Chi ha la passione per la pittura deve dipingere, non solo per scelta o per mero piacere, ma per bisogno, un bisogno che pulsa dentro, che riemerge e si fa sentire fiero e deciso in alcuni momenti della vita, dove la necessità di concretizzare in un’immagine le sensazioni che invadono il cuore e la mente  ti portano a dover dipingere, dover trasmettere agli altri, e per primo a te stesso, quell’idea, quella bellezza, quella naturalezza…

 

La passione per la pittura nasce con me, fin da bambina, l’armonia di contorno, la serenità che provavo e provo tuttora nel racchiudere i miei sogni e i miei desideri in contorni definiti, ma non troppo, nel dar loro un volto, un sentimento e una sensazione che si alimenta dal e nel simbolo della cavallo purosangue arabo.

Amo le forme espressive che trasudano bellezza, ho una predilezione e un bisogno di ricercare l’estetica, nell’accezione più pura e inviolata del termine. 

Ed allora ecco l'immagine della purosangue arabo. Questo splendido cavallo, dono divino e dalle  sembianze divine, sospeso tra mito, religione, amore e dedizione che congiunge e incarna tutto questo.  

Il purosangue arabo con il suo volto, i suoi occhi e, soprattutto, il suo sguardo è il tempio, il luogo sospeso tra lo spazio e il tempo nel quale si rivela e si materializza quello che avviene sotto la pelle, dentro al cuore, qualcosa che si perde e si ricongiunge senza perdersi mai, senza fissarsi ma mutando e vivendo di bellezza e sorpresa propri.  

I miei purosangue arabi sono fieri: fieri d’essere quello che sono, fieri della storia che scorre nel loro sangue da generazioni, fieri d’essere bellezza.

 

La passione per il cavallo arabo credo non sia mai nata, ma sia innata nel cuore, nella mente e nella vita di chi, come me, vede in questo animale tanto regale e grandioso, un bisogno di vita, di felicità.
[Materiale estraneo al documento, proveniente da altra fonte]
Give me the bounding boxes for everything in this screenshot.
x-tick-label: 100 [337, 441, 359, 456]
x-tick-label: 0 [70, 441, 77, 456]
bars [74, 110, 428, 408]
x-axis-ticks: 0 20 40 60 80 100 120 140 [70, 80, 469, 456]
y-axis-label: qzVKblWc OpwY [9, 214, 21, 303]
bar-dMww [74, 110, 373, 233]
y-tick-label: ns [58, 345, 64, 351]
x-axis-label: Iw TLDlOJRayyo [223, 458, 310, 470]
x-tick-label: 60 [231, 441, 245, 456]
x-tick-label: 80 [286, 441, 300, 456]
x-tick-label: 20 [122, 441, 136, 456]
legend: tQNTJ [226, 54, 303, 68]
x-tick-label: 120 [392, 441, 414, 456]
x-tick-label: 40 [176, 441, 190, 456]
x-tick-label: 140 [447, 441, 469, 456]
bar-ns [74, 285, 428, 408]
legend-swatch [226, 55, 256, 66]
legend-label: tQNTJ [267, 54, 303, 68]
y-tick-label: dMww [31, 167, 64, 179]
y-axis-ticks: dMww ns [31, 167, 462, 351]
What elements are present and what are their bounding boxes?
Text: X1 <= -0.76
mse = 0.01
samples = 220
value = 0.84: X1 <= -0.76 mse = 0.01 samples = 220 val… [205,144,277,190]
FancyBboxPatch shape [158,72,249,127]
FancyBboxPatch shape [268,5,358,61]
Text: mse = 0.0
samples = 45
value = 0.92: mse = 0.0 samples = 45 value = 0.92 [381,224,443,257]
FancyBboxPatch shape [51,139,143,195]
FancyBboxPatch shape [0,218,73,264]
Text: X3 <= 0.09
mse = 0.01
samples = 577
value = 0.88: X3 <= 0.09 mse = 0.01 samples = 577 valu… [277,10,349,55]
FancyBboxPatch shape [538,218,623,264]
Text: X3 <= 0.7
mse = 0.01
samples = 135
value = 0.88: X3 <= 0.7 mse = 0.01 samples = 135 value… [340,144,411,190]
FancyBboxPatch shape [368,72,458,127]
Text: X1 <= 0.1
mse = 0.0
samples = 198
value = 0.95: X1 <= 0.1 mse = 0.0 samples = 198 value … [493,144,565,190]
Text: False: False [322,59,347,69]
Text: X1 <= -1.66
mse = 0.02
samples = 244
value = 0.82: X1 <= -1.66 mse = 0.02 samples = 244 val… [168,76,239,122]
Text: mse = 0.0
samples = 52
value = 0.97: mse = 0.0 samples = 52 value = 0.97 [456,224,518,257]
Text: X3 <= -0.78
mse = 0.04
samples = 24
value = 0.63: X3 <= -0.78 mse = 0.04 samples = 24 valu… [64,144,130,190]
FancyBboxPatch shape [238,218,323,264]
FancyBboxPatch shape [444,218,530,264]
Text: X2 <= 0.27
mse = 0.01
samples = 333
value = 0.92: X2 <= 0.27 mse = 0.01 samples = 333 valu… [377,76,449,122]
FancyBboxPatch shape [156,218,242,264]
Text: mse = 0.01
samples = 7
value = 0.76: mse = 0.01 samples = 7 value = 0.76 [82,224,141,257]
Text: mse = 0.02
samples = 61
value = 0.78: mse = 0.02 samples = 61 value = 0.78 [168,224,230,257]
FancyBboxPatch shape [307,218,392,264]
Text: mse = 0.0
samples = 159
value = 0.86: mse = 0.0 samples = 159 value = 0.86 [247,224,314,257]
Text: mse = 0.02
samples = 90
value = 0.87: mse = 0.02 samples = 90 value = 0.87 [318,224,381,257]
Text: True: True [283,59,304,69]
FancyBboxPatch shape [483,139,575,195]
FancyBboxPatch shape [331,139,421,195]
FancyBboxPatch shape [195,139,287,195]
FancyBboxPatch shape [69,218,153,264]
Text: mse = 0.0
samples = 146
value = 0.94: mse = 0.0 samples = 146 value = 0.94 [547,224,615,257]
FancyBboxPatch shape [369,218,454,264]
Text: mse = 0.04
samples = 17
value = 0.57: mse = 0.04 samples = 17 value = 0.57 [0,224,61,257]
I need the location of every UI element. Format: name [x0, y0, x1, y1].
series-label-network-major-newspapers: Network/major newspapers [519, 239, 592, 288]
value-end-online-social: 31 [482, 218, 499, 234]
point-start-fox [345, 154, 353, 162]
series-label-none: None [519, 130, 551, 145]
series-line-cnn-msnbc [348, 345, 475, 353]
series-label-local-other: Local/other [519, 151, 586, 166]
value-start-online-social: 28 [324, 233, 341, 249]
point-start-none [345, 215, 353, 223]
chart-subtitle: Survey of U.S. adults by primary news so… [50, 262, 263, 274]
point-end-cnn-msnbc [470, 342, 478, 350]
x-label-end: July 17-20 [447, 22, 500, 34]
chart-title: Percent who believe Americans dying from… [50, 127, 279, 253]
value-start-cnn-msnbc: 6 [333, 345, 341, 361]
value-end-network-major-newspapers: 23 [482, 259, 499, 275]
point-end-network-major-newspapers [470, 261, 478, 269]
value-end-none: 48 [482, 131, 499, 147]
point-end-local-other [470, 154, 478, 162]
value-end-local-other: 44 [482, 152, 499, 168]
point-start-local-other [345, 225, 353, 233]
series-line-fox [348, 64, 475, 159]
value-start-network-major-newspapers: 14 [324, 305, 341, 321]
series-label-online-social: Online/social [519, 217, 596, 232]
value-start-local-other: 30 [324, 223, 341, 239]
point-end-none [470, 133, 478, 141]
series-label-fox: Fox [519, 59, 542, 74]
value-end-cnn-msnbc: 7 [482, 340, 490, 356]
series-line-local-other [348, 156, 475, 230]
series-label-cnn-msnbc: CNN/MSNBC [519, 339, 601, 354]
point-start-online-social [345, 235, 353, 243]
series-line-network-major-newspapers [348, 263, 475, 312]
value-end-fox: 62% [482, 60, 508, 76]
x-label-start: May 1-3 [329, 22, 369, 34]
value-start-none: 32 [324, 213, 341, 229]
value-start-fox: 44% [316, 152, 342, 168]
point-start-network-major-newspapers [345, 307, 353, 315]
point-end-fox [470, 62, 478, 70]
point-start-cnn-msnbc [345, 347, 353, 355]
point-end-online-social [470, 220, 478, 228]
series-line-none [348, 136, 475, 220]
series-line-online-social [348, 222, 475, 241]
La passione che nutro, che contraddistingue e colora la mia vita, sia per la pittura che per il purosangue arabo, ha quindi trovato naturalmente e senza costrizioni una fusione che le alimenta vicendevolmente.

Ora la mia pittura, che nasce da bambina, con l’anima e la mano di una bambina e procede in questa direzione, ossia da autodidatta, trova il suo sfogo e la sua più grande eruzione di vita e bisogno negli occhi e nello sguardo del mio figlio del deserto, purosangue arabo di un anno e mezzo, della linea di Salaa El Dine: punto di arrivo di un sogno che non ha età e punto d’inizio, me lo auguro, di un progetto per il futuro… insieme, ricercando quella bellezza e quell’emozione che solo lo sguardo di un cavallo arabo può regalare.